No me tragaba que Folsom fuera necesario para que ella se acostumbrara a la vida en los Reinos Libres... después de seis meses. Por desgracia, no parecía haber forma de evitar hablar en su presencia, así que decidí explicárselo. Me pareció que no revelaba nada demasiado delicado.
—A mi abuelo y a mí nos gustaría que nos informaras sobre las actividades de los Bibliotecarios en la ciudad. Entiendo que tú eres el encargado de estas cosas.
—Bueno, sí que me divierte estar pendiente de los Bibliotecarios —respondió, sonriendo—. ¿Qué quieres saber?
La verdad es que no estaba seguro, ya que todavía no me había acostumbrado a esto de ser un héroe. Era probable que las actividades recientes de los Bibliotecarios tuvieran algo que ver con su intento de conquistar Mokia, pero no sabía qué buscar exactamente.
—Cualquier cosa que parezca sospechosa —dije, intentando parecer hábil delante de mis fans, que quizá me estuvieran escuchando a escondidas (ser increíble es un trabajo continuo).
—Bueno, veamos. Este lío del tratado empezó hace seis meses, cuando una representación de los Guardianes de la Norma apareció en la ciudad afirmando desear establecer una embajada. El rey sospechaba, pero, tras años de intentar con todas sus fuerzas que los Bibliotecarios participaran en unas negociaciones de paz, no podía rechazar la propuesta.
—¿Seis meses? —pregunté.
Eso debía de haber sido poco después de que el abuelo Smedry saliera rumbo a las Tierras Silenciadas para ir a verme. También es el tiempo aproximado que dura un burrito en el congelador antes de volverse asqueroso (lo sé porque es algo muy heroico y viril).
—Exacto —dijo Himalaya—. Yo era una de las Bibliotecarias que llegó para trabajar en la embajada. Así escapé.
En realidad no me había fijado en la coincidencia, pero asentí como si eso fuera justo lo que estaba pensando, en vez de comparar mi virilidad con comida congelada.
—En fin —siguió contando Folsom—, que los Bibliotecarios anunciaron que iban a ofrecernos un tratado. Después empezaron a ir a fiestas y a socializar con la élite de la ciudad.
Sonaba a la clase de cosas que quería saber mi abuelo. Me pregunté si no debería coger a Folsom y llevármelo conmigo.

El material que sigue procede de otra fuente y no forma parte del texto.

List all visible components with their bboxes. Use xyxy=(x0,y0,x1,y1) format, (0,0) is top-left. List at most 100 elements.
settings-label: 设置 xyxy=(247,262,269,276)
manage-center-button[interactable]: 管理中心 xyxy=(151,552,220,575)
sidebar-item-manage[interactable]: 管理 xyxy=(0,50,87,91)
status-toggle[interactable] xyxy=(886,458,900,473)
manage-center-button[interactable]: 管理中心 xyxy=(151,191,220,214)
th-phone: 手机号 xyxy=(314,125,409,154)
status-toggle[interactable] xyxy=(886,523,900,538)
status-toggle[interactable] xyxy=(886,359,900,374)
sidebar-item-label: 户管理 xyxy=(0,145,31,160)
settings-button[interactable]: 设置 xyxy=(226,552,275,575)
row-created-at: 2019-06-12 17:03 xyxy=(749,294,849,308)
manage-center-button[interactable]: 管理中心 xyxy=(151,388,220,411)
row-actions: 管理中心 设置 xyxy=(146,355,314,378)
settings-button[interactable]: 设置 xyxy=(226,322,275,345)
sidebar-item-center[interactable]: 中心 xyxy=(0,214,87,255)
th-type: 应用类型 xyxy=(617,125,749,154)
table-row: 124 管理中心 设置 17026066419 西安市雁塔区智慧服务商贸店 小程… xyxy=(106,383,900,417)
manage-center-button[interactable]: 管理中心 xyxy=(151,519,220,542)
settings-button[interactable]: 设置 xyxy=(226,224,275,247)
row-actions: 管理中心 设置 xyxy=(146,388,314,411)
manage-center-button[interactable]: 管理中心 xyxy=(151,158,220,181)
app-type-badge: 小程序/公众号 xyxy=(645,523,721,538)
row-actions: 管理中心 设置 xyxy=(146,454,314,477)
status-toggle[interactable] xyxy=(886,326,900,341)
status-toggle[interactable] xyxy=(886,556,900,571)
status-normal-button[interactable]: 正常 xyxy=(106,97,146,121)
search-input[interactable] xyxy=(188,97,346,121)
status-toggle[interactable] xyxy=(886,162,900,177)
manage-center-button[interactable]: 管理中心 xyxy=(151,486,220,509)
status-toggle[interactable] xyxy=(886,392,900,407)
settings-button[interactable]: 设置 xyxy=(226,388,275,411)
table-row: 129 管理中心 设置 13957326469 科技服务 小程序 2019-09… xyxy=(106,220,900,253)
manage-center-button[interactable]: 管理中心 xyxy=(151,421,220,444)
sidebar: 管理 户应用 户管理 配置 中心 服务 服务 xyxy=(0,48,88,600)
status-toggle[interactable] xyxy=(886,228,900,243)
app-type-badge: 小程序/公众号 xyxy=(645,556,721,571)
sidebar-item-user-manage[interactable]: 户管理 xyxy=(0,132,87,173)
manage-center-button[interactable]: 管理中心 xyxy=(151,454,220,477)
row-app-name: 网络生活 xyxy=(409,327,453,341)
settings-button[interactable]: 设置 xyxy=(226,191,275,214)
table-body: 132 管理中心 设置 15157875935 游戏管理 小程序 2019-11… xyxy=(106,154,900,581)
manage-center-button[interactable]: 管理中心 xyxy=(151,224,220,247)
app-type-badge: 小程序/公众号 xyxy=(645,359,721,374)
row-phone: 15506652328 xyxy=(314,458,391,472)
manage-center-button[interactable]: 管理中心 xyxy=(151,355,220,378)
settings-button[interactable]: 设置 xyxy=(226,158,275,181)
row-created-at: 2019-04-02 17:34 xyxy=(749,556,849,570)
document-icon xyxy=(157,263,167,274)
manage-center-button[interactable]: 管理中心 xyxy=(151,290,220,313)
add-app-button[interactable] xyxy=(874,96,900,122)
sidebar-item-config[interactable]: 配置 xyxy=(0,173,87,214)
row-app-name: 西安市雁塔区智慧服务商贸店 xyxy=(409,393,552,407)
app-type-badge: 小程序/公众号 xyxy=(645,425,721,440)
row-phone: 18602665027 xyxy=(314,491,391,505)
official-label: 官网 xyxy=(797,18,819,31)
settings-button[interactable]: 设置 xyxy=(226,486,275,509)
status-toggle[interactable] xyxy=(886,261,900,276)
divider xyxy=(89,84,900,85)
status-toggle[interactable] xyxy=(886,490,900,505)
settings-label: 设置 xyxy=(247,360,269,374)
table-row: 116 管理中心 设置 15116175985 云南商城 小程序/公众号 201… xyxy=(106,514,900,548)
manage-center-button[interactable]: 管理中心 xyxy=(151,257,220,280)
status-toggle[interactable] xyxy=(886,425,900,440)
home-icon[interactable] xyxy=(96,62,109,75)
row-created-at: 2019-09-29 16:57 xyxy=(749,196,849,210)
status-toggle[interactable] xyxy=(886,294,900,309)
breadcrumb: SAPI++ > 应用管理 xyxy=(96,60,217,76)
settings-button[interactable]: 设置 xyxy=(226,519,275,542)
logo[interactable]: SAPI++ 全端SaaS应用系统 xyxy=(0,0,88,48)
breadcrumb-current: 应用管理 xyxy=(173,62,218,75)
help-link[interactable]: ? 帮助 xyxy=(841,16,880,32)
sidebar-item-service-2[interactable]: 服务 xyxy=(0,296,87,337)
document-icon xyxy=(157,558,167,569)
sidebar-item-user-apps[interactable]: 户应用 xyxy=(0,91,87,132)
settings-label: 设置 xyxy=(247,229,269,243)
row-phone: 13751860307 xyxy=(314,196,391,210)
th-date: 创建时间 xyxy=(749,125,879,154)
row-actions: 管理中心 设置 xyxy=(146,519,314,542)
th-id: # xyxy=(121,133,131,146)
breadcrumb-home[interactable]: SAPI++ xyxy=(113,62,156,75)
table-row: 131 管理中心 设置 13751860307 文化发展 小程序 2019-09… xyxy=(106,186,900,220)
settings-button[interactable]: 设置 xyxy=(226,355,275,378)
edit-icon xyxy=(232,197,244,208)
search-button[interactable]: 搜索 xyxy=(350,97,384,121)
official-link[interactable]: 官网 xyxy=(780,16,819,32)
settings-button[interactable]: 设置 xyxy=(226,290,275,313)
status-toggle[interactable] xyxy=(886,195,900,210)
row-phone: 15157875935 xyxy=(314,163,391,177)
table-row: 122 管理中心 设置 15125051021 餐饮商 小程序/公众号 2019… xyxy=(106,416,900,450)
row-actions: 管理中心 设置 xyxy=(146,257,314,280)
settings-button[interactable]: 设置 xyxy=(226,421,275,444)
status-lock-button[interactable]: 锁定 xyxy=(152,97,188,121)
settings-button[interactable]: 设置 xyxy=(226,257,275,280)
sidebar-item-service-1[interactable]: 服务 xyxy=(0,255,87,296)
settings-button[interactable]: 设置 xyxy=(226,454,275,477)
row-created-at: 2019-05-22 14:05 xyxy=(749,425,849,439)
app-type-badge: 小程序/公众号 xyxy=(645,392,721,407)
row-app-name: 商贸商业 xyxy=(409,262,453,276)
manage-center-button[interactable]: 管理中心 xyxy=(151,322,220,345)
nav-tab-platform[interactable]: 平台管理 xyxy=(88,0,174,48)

Pero, bueno, el abuelo todavía tardaría horas en volver al castillo y, además, no era el chico de los recados. No había ido hasta allí solo para recoger a Folsom y sentarme a esperar. Alcatraz Smedry, valiente jinete de aspiradoras y portador del sombrero fantástico, no se dedicaba a eso. ¡Era un hombre de acción!
—Quiero reunirme con algunos de estos Bibliotecarios —acabé diciendo—. ¿Dónde los puedo encontrar?
Folsom parecía preocupado.
—Bueno, supongo que podríamos ir a la embajada.
—¿No podríamos cruzarnos con ellos en alguna parte? ¿En un sitio un poco más neutral?
—Seguramente estarán comiendo en la fiesta de algún príncipe —dijo Himalaya.
—Sí, pero ¿cómo vamos a entrar ahí? Tienes que confirmar la asistencia con meses de antelación.
Me levanté, decidido.
—Vamos, no te preocupes por entrar... Yo me encargo.